The same conclusion has been reached in respect to s 133(2) of the Bankruptcy Act: Rams Mortgage Corporation Ltd v Skipworth (No 2) [2007] WASC 75, (2007) 210 FLR 11 at 15. Heenan J there similarly concluded:
[11] … Nevertheless, it is clear from the language of the relevant statutory provisions (eg s 133(2) of the Bankruptcy Act) that certain rights and liabilities of other persons continue to subsist following the disclaimer of land. Despite this apparent theoretical anomaly, the continuation of interests in the land by persons other than the bankrupt has been recognised both by statute and in the cases cited.
There was an appeal from the decision of Heenan J but, by the time of the appeal, "the issues raised in the appeal [were] moot and the appeals [were] without utility": Rams Mortgage Corporation Ltd v Skipworth [2008] WASCA 148 at [15] per Buss JA (Pullin JA and Murray AJA agreeing).
12 The second difficulty emerging from s 133 in respect to the disclaimer of realty is that upon a disclaimer the land escheats to the Crown. One consequence is that afterwards there remains no personal covenant upon which a mortgagee can take action against the Crown.
13 Notwithstanding the manner in which land reverted to the Crown pursuant to the ancient doctrine of escheat, and notwithstanding some question as to whether land should be regarded as falling to the Crown in the right of the Commonwealth and not the State of New South Wales, it has been concluded that the operation of s 139(9) is such that Torrens title land which has been disclaimed may be vested in a mortgagee: National Australia Bank Ltd v New South Wales [2009] FCA 1066, (2009) 182 FCR 52. Rares J there also exhaustively reviewed the authorities, including the authorities on the doctrine of escheat, and concluded:
[29] … I am of opinion that the land should be vested under s 133(9) in the bank for the purpose for which it originally was mortgaged, namely to secure payment to the bank of all principal, interest and other moneys due to it notwithstanding the effect of the disclaimer. If, after a sale, there is a shortfall the bank will be able to prove for it as an unsecured creditor in the bankrupts' estate.
Heenan J made similar observations in Rams Mortgage Corporation Ltd v Skipworth (No 2) [2007] WASC 75, (2007) 210 FLR 11 at 15. Observations as to whether Torrens title land in New South Wales could revert to anyone other than the grantor of the land, namely the State, may presently be left to one side. See also: Re Woo; National Australian Bank Ltd v Leroy [2003] FCA 862 at [5] to [7] per Madgwick J; Westpac Banking Corporation v State of New South Wales [2014] FCA 1368 at [19] to [20] per Robertson J. In National Australia Bank Ltd v Victoria [2010] FCA 1230 at [12], (2010) 118 ALD 527 at 530 Bennett J also concluded that "there is no restriction to the meaning of 'a person claiming an interest' within s 133(9) to preclude its application to a mortgagee of land held under the Torrens system". Her Honour there further observed that land "does not escheat absolutely to the Crown such as to preclude the court's ability to make an order vesting the title in someone else pursuant to s 133(9)": [2010] FCA 1230 at [15], (2010) 118 ALD 527 at 531.

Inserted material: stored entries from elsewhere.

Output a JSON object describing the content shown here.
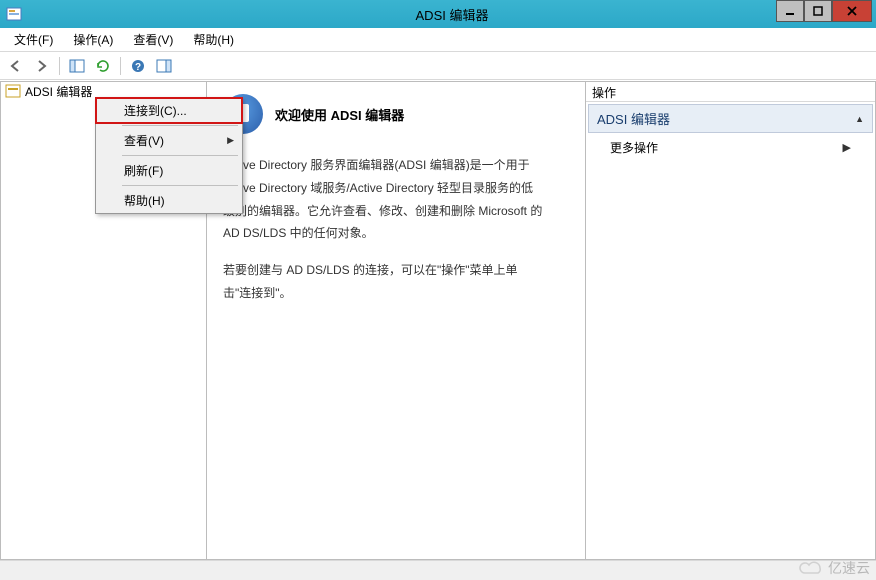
{
  "window": {
    "title": "ADSI 编辑器"
  },
  "menubar": {
    "file": "文件(F)",
    "action": "操作(A)",
    "view": "查看(V)",
    "help": "帮助(H)"
  },
  "tree": {
    "root": "ADSI 编辑器"
  },
  "context_menu": {
    "connect": "连接到(C)...",
    "view": "查看(V)",
    "refresh": "刷新(F)",
    "help": "帮助(H)"
  },
  "welcome": {
    "title": "欢迎使用 ADSI 编辑器",
    "para1": "Active Directory 服务界面编辑器(ADSI 编辑器)是一个用于 Active Directory 域服务/Active Directory 轻型目录服务的低级别的编辑器。它允许查看、修改、创建和删除 Microsoft 的 AD DS/LDS 中的任何对象。",
    "para2": "若要创建与 AD DS/LDS 的连接，可以在\"操作\"菜单上单击\"连接到\"。"
  },
  "actions": {
    "header": "操作",
    "section": "ADSI 编辑器",
    "more": "更多操作"
  },
  "watermark": "亿速云"
}
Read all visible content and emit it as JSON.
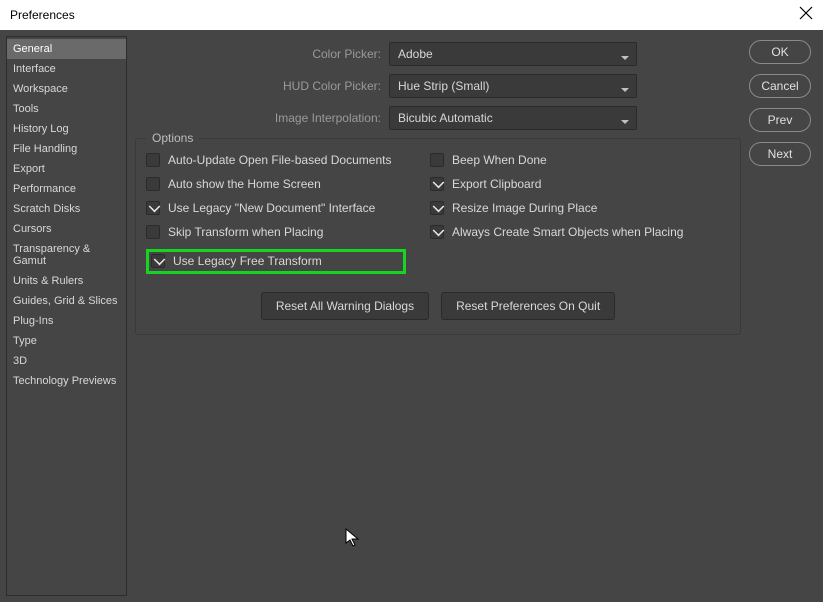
{
  "titlebar": {
    "title": "Preferences"
  },
  "sidebar": {
    "items": [
      {
        "label": "General",
        "selected": true
      },
      {
        "label": "Interface"
      },
      {
        "label": "Workspace"
      },
      {
        "label": "Tools"
      },
      {
        "label": "History Log"
      },
      {
        "label": "File Handling"
      },
      {
        "label": "Export"
      },
      {
        "label": "Performance"
      },
      {
        "label": "Scratch Disks"
      },
      {
        "label": "Cursors"
      },
      {
        "label": "Transparency & Gamut"
      },
      {
        "label": "Units & Rulers"
      },
      {
        "label": "Guides, Grid & Slices"
      },
      {
        "label": "Plug-Ins"
      },
      {
        "label": "Type"
      },
      {
        "label": "3D"
      },
      {
        "label": "Technology Previews"
      }
    ]
  },
  "form": {
    "color_picker": {
      "label": "Color Picker:",
      "value": "Adobe"
    },
    "hud_color_picker": {
      "label": "HUD Color Picker:",
      "value": "Hue Strip (Small)"
    },
    "image_interpolation": {
      "label": "Image Interpolation:",
      "value": "Bicubic Automatic"
    }
  },
  "options": {
    "legend": "Options",
    "left": [
      {
        "label": "Auto-Update Open File-based Documents",
        "checked": false
      },
      {
        "label": "Auto show the Home Screen",
        "checked": false
      },
      {
        "label": "Use Legacy \"New Document\" Interface",
        "checked": true
      },
      {
        "label": "Skip Transform when Placing",
        "checked": false
      },
      {
        "label": "Use Legacy Free Transform",
        "checked": true,
        "highlighted": true
      }
    ],
    "right": [
      {
        "label": "Beep When Done",
        "checked": false
      },
      {
        "label": "Export Clipboard",
        "checked": true
      },
      {
        "label": "Resize Image During Place",
        "checked": true
      },
      {
        "label": "Always Create Smart Objects when Placing",
        "checked": true
      }
    ]
  },
  "buttons": {
    "reset_warnings": "Reset All Warning Dialogs",
    "reset_prefs": "Reset Preferences On Quit",
    "ok": "OK",
    "cancel": "Cancel",
    "prev": "Prev",
    "next": "Next"
  },
  "colors": {
    "bg": "#454545",
    "highlight": "#18d422"
  }
}
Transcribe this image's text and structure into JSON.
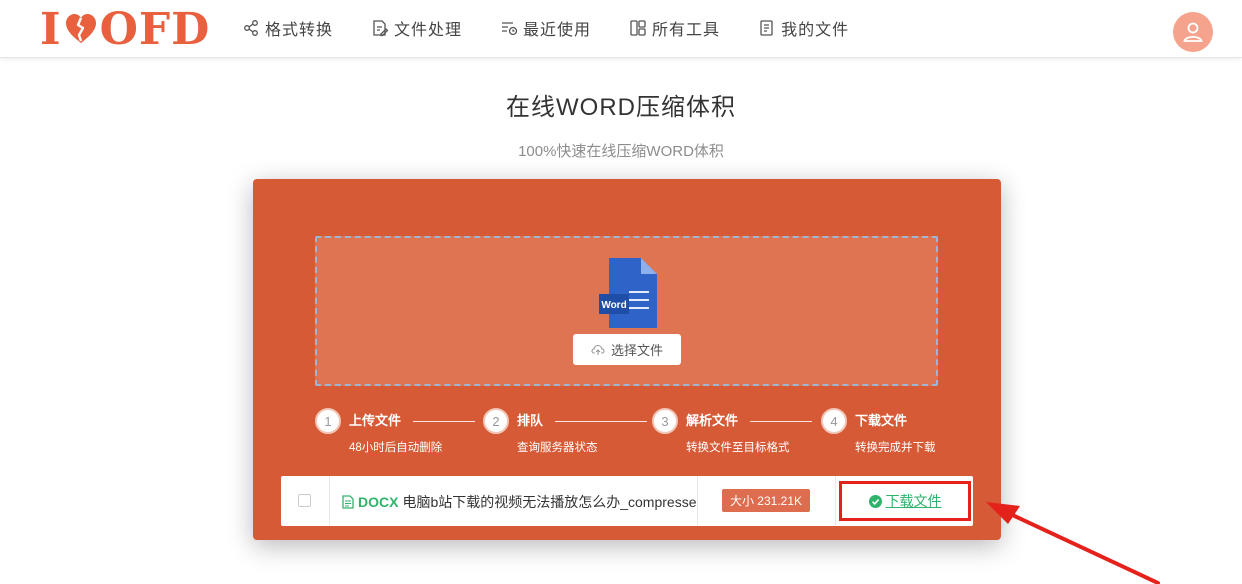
{
  "header": {
    "logo_left": "I",
    "logo_right": "OFD",
    "nav": [
      {
        "label": "格式转换",
        "icon": "share-nodes-icon"
      },
      {
        "label": "文件处理",
        "icon": "file-edit-icon"
      },
      {
        "label": "最近使用",
        "icon": "recent-list-icon"
      },
      {
        "label": "所有工具",
        "icon": "tools-grid-icon"
      },
      {
        "label": "我的文件",
        "icon": "document-list-icon"
      }
    ],
    "avatar_icon": "user-icon"
  },
  "main": {
    "title": "在线WORD压缩体积",
    "subtitle": "100%快速在线压缩WORD体积"
  },
  "upload": {
    "word_icon_label": "Word",
    "choose_button": "选择文件"
  },
  "steps": [
    {
      "num": "1",
      "title": "上传文件",
      "desc": "48小时后自动删除"
    },
    {
      "num": "2",
      "title": "排队",
      "desc": "查询服务器状态"
    },
    {
      "num": "3",
      "title": "解析文件",
      "desc": "转换文件至目标格式"
    },
    {
      "num": "4",
      "title": "下载文件",
      "desc": "转换完成并下载"
    }
  ],
  "file": {
    "ext": "DOCX",
    "name": "电脑b站下载的视频无法播放怎么办_compresse",
    "size": "大小 231.21K",
    "download": "下载文件"
  },
  "colors": {
    "brand": "#e8603e",
    "panel": "#d75a36",
    "dropzone": "#df7453",
    "success": "#2fb36b",
    "highlight": "#e5211b"
  }
}
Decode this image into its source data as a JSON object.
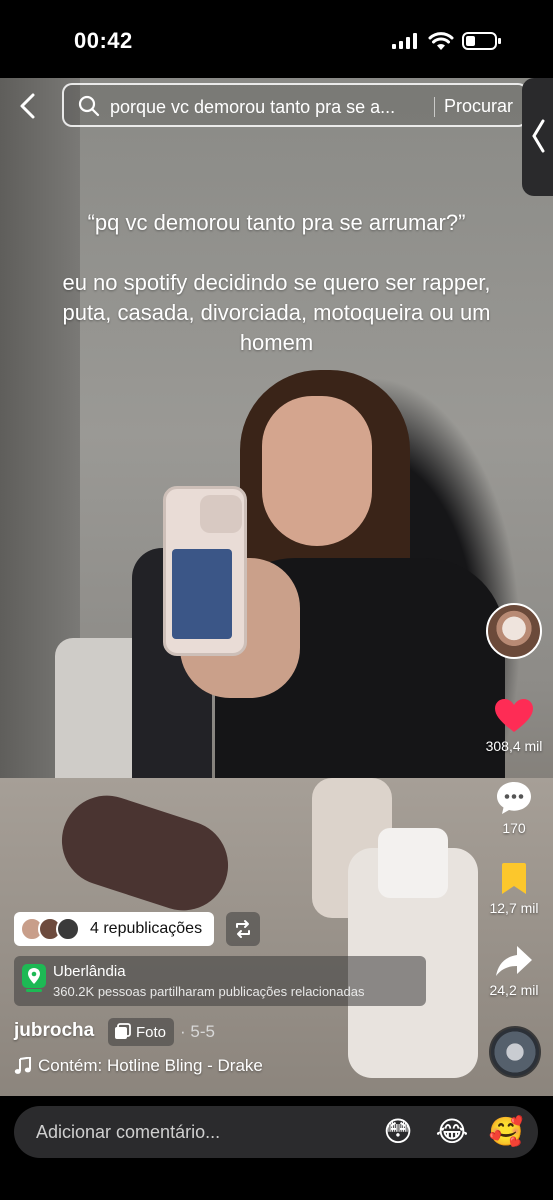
{
  "status_bar": {
    "time": "00:42"
  },
  "search": {
    "query": "porque vc demorou tanto pra se a...",
    "button_label": "Procurar"
  },
  "caption": {
    "line1": "“pq vc demorou tanto pra se arrumar?”",
    "line2": "eu no spotify decidindo se quero ser rapper, puta, casada, divorciada, motoqueira ou um homem"
  },
  "actions": {
    "likes": "308,4 mil",
    "comments": "170",
    "saves": "12,7 mil",
    "shares": "24,2 mil",
    "like_color": "#fe2c55",
    "save_color": "#fcc72c"
  },
  "repost": {
    "label": "4 republicações"
  },
  "location": {
    "name": "Uberlândia",
    "subtitle": "360.2K pessoas partilharam publicações relacionadas"
  },
  "post": {
    "author": "jubrocha",
    "type_badge": "Foto",
    "date": "· 5-5",
    "music": "Contém: Hotline Bling - Drake"
  },
  "comment_bar": {
    "placeholder": "Adicionar comentário...",
    "emojis": [
      "😳",
      "😂",
      "🥰"
    ]
  }
}
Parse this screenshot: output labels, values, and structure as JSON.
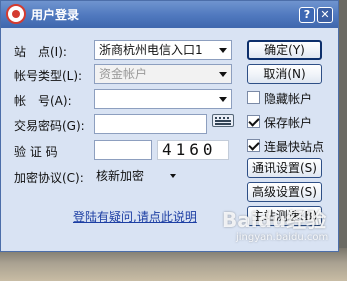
{
  "window": {
    "title": "用户登录"
  },
  "titlebar": {
    "help_symbol": "?",
    "close_symbol": "✕"
  },
  "form": {
    "site": {
      "label": "站　点(I):",
      "value": "浙商杭州电信入口1"
    },
    "account_type": {
      "label": "帐号类型(L):",
      "value": "资金帐户"
    },
    "account": {
      "label": "帐　号(A):",
      "value": ""
    },
    "trade_password": {
      "label": "交易密码(G):",
      "value": ""
    },
    "captcha": {
      "label": "验 证 码",
      "input_value": "",
      "code": "4160"
    },
    "encryption": {
      "label": "加密协议(C):",
      "value": "核新加密"
    }
  },
  "buttons": {
    "confirm": "确定(Y)",
    "cancel": "取消(N)",
    "comm_settings": "通讯设置(S)",
    "advanced_settings": "高级设置(S)",
    "speed_test": "主站测速(B)"
  },
  "checkboxes": {
    "hide_account": {
      "label": "隐藏帐户",
      "checked": false
    },
    "save_account": {
      "label": "保存帐户",
      "checked": true
    },
    "fastest_site": {
      "label": "连最快站点",
      "checked": true
    }
  },
  "help_link": "登陆有疑问,请点此说明",
  "watermark": {
    "main": "Baidu经验",
    "sub": "jingyan.baidu.com"
  },
  "colors": {
    "titlebar": "#4f78be",
    "dialog_bg": "#d9e3f3",
    "link": "#1c3ea3",
    "logo": "#d43b30"
  },
  "icons": {
    "logo": "app-logo-icon",
    "keyboard": "soft-keyboard-icon"
  }
}
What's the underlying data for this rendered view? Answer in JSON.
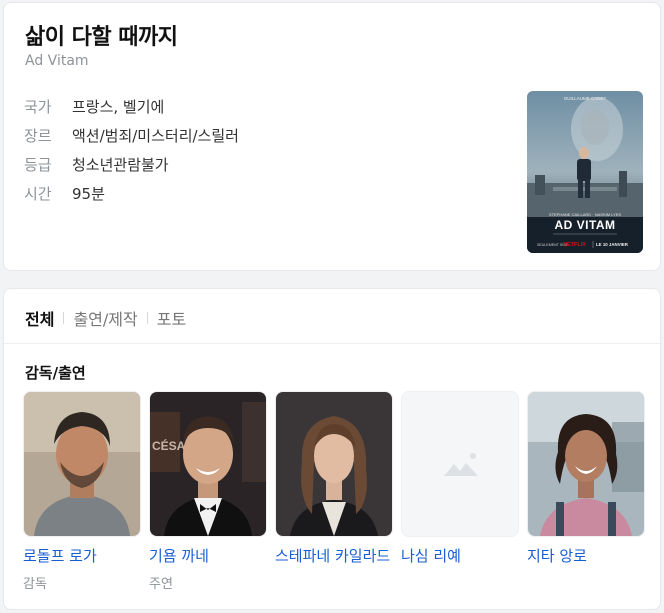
{
  "movie": {
    "title": "삶이 다할 때까지",
    "original_title": "Ad Vitam",
    "info": [
      {
        "key": "국가",
        "value": "프랑스, 벨기에"
      },
      {
        "key": "장르",
        "value": "액션/범죄/미스터리/스릴러"
      },
      {
        "key": "등급",
        "value": "청소년관람불가"
      },
      {
        "key": "시간",
        "value": "95분"
      }
    ],
    "poster": {
      "title_text": "AD VITAM",
      "top_text": "GUILLAUME CANET",
      "bottom_left": "SEULEMENT SUR",
      "brand": "NETFLIX",
      "date": "LE 10 JANVIER"
    }
  },
  "tabs": [
    {
      "label": "전체",
      "active": true
    },
    {
      "label": "출연/제작",
      "active": false
    },
    {
      "label": "포토",
      "active": false
    }
  ],
  "cast_section": {
    "label": "감독/출연",
    "people": [
      {
        "name": "로돌프 로가",
        "role": "감독"
      },
      {
        "name": "기욤 까네",
        "role": "주연"
      },
      {
        "name": "스테파네 카일라드",
        "role": ""
      },
      {
        "name": "나심 리예",
        "role": ""
      },
      {
        "name": "지타 앙로",
        "role": ""
      }
    ]
  },
  "colors": {
    "link": "#1a5ed4",
    "muted": "#8e939a",
    "netflix": "#e50914"
  }
}
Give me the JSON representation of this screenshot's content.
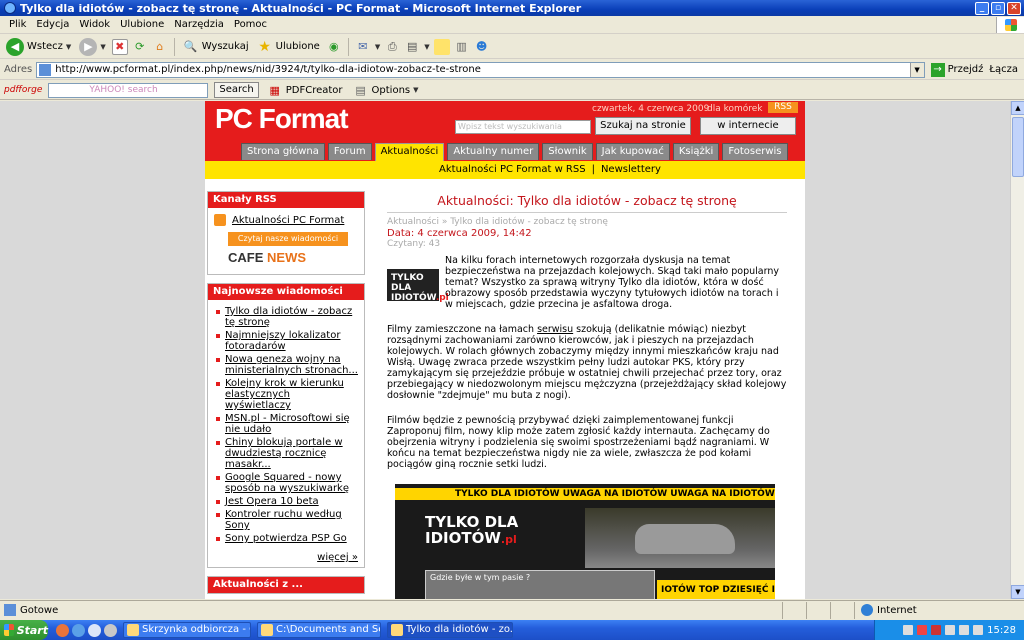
{
  "window": {
    "title": "Tylko dla idiotów - zobacz tę stronę - Aktualności - PC Format - Microsoft Internet Explorer"
  },
  "menu": [
    "Plik",
    "Edycja",
    "Widok",
    "Ulubione",
    "Narzędzia",
    "Pomoc"
  ],
  "toolbar": {
    "back_label": "Wstecz",
    "search_label": "Wyszukaj",
    "favorites_label": "Ulubione"
  },
  "address": {
    "label": "Adres",
    "url": "http://www.pcformat.pl/index.php/news/nid/3924/t/tylko-dla-idiotow-zobacz-te-strone",
    "go_label": "Przejdź",
    "links_label": "Łącza"
  },
  "searchbar": {
    "search_label": "Search",
    "pdf_creator_label": "PDFCreator",
    "options_label": "Options"
  },
  "site": {
    "logo": "PC Format",
    "date": "czwartek, 4 czerwca 2009",
    "mobile": "dla komórek",
    "rss": "RSS",
    "search_placeholder": "Wpisz tekst wyszukiwania",
    "search_site_btn": "Szukaj na stronie",
    "search_web_btn": "w internecie",
    "nav": [
      "Strona główna",
      "Forum",
      "Aktualności",
      "Aktualny numer",
      "Słownik",
      "Jak kupować",
      "Książki",
      "Fotoserwis"
    ],
    "subnav": [
      "Aktualności PC Format w RSS",
      "Newslettery"
    ]
  },
  "sidebar": {
    "rss_box": {
      "title": "Kanały RSS",
      "feed": "Aktualności PC Format",
      "read_btn": "Czytaj nasze wiadomości",
      "cafe": "CAFE",
      "cafe_news": "NEWS"
    },
    "latest": {
      "title": "Najnowsze wiadomości",
      "items": [
        "Tylko dla idiotów - zobacz tę stronę",
        "Najmniejszy lokalizator fotoradarów",
        "Nowa geneza wojny na ministerialnych stronach...",
        "Kolejny krok w kierunku elastycznych wyświetlaczy",
        "MSN.pl - Microsoftowi się nie udało",
        "Chiny blokują portale w dwudziestą rocznicę masakr...",
        "Google Squared - nowy sposób na wyszukiwarkę",
        "Jest Opera 10 beta",
        "Kontroler ruchu według Sony",
        "Sony potwierdza PSP Go"
      ],
      "more": "więcej »"
    },
    "next_box_title": "Aktualności z ..."
  },
  "article": {
    "title": "Aktualności: Tylko dla idiotów - zobacz tę stronę",
    "breadcrumb": "Aktualności » Tylko dla idiotów - zobacz tę stronę",
    "date": "Data: 4 czerwca 2009, 14:42",
    "reads": "Czytany: 43",
    "thumb_line1": "TYLKO DLA",
    "thumb_line2": "IDIOTÓW",
    "thumb_pl": ".pl",
    "intro": "Na kilku forach internetowych rozgorzała dyskusja na temat bezpieczeństwa na przejazdach kolejowych. Skąd taki mało popularny temat? Wszystko za sprawą witryny Tylko dla idiotów, która w dość obrazowy sposób przedstawia wyczyny tytułowych idiotów na torach i w miejscach, gdzie przecina je asfaltowa droga.",
    "p1_pre": "Filmy zamieszczone na łamach ",
    "p1_link": "serwisu",
    "p1_post": " szokują (delikatnie mówiąc) niezbyt rozsądnymi zachowaniami zarówno kierowców, jak i pieszych na przejazdach kolejowych. W rolach głównych zobaczymy między innymi mieszkańców kraju nad Wisłą. Uwagę zwraca przede wszystkim pełny ludzi autokar PKS, który przy zamykającym się przejeździe próbuje w ostatniej chwili przejechać przez tory, oraz przebiegający w niedozwolonym miejscu mężczyzna (przejeżdżający skład kolejowy dosłownie \"zdejmuje\" mu buta z nogi).",
    "p2": "Filmów będzie z pewnością przybywać dzięki zaimplementowanej funkcji Zaproponuj film, nowy klip może zatem zgłosić każdy internauta. Zachęcamy do obejrzenia witryny i podzielenia się swoimi spostrzeżeniami bądź nagraniami. W końcu na temat bezpieczeństwa nigdy nie za wiele, zwłaszcza że pod kołami pociągów giną rocznie setki ludzi.",
    "video": {
      "tape": "TYLKO DLA IDIOTÓW     UWAGA NA IDIOTÓW     UWAGA NA IDIOTÓW",
      "logo1": "TYLKO DLA",
      "logo2": "IDIOTÓW",
      "logo_pl": ".pl",
      "question": "Gdzie byłe w tym pasie ?",
      "top": "IOTÓW  TOP DZIESIĘĆ IDIOTÓW"
    }
  },
  "status": {
    "text": "Gotowe",
    "zone": "Internet"
  },
  "taskbar": {
    "start": "Start",
    "tasks": [
      "Skrzynka odbiorcza - Out...",
      "C:\\Documents and Settin...",
      "Tylko dla idiotów - zo..."
    ],
    "clock": "15:28"
  }
}
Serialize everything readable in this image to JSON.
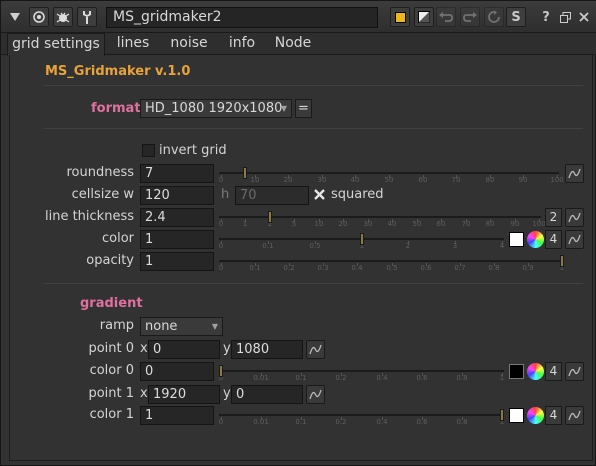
{
  "window": {
    "node_name": "MS_gridmaker2",
    "help_label": "?",
    "style": {
      "panel_bg": "#323232",
      "field_bg": "#262626",
      "title_orange": "#e8a33a",
      "title_pink": "#e070a0",
      "slider_handle": "#8a7a45"
    }
  },
  "icons": [
    "collapse-triangle-icon",
    "node-settings-icon",
    "bug-icon",
    "wrench-icon",
    "yellow-node-color-swatch",
    "gradient-swatch-icon",
    "undo-icon",
    "redo-icon",
    "revert-icon",
    "script-icon",
    "help-icon",
    "float-panel-icon",
    "close-icon"
  ],
  "tabs": [
    "grid settings",
    "lines",
    "noise",
    "info",
    "Node"
  ],
  "active_tab": "grid settings",
  "header_title": "MS_Gridmaker v.1.0",
  "format": {
    "label": "format",
    "value": "HD_1080 1920x1080",
    "eq_label": "="
  },
  "invert_grid": {
    "label": "invert grid",
    "checked": false
  },
  "roundness": {
    "label": "roundness",
    "value": "7",
    "ticks": [
      "0",
      "10",
      "20",
      "30",
      "40",
      "50",
      "60",
      "70",
      "80",
      "90",
      "100"
    ]
  },
  "cellsize": {
    "label": "cellsize w",
    "w": "120",
    "h_label": "h",
    "h": "70",
    "squared_label": "squared",
    "squared": true
  },
  "line_thickness": {
    "label": "line thickness",
    "value": "2.4",
    "ticks": [
      "0",
      "1",
      "2",
      "5",
      "10",
      "20",
      "30",
      "40",
      "50",
      "60",
      "70",
      "80",
      "90",
      "100"
    ],
    "channels": "2"
  },
  "color": {
    "label": "color",
    "value": "1",
    "ticks": [
      "0",
      "0.1",
      "0.5",
      "1",
      "2",
      "3",
      "4"
    ],
    "channels": "4",
    "swatch": "#ffffff"
  },
  "opacity": {
    "label": "opacity",
    "value": "1",
    "ticks": [
      "0",
      "0.1",
      "0.2",
      "0.3",
      "0.4",
      "0.5",
      "0.6",
      "0.7",
      "0.8",
      "0.9",
      "1"
    ]
  },
  "gradient": {
    "title": "gradient",
    "ramp": {
      "label": "ramp",
      "value": "none"
    },
    "point0": {
      "label": "point 0",
      "x_label": "x",
      "x": "0",
      "y_label": "y",
      "y": "1080"
    },
    "color0": {
      "label": "color 0",
      "value": "0",
      "ticks": [
        "0",
        "0.01",
        "0.1",
        "0.2",
        "0.4",
        "0.6",
        "0.8",
        "1"
      ],
      "channels": "4",
      "swatch": "#000000"
    },
    "point1": {
      "label": "point 1",
      "x_label": "x",
      "x": "1920",
      "y_label": "y",
      "y": "0"
    },
    "color1": {
      "label": "color 1",
      "value": "1",
      "ticks": [
        "0",
        "0.01",
        "0.1",
        "0.2",
        "0.4",
        "0.6",
        "0.8",
        "1"
      ],
      "channels": "4",
      "swatch": "#ffffff"
    }
  }
}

14 Further to the reasoning of both Heenan J in Rams Mortgage and Rares J in National Australia Bank, it may be noted that s 133 applies to both realty and personal property. Although it may reasonably be expected that realty will in many cases be the "property" that is sought to be "disclaimed", the section applies to both forms of property. A statutory licence may, accordingly, be the "property" which is sought to be disclaimed: cf. In re Celtic Extraction Ltd (in liquidation) [2001] 1 Ch 475. It would be a curious result if the interests of a security holder in "property" were to have a different "interest" for the purposes of s 133(9) depending upon the form of "property" being "disclaimed" simply by reasons of a doctrine almost having no continuing significance in Australian law. But it may be that personal property which is "disclaimed" also "vests in the Crown … as bona vacantia": cf. Menzies v Paccar Financial Pty Ltd (No 4) [2014] NSWCA 210 at [101], (2014) 101 ACSR 25 at 44 per Emmett and Leeming JJA and Sackville AJA.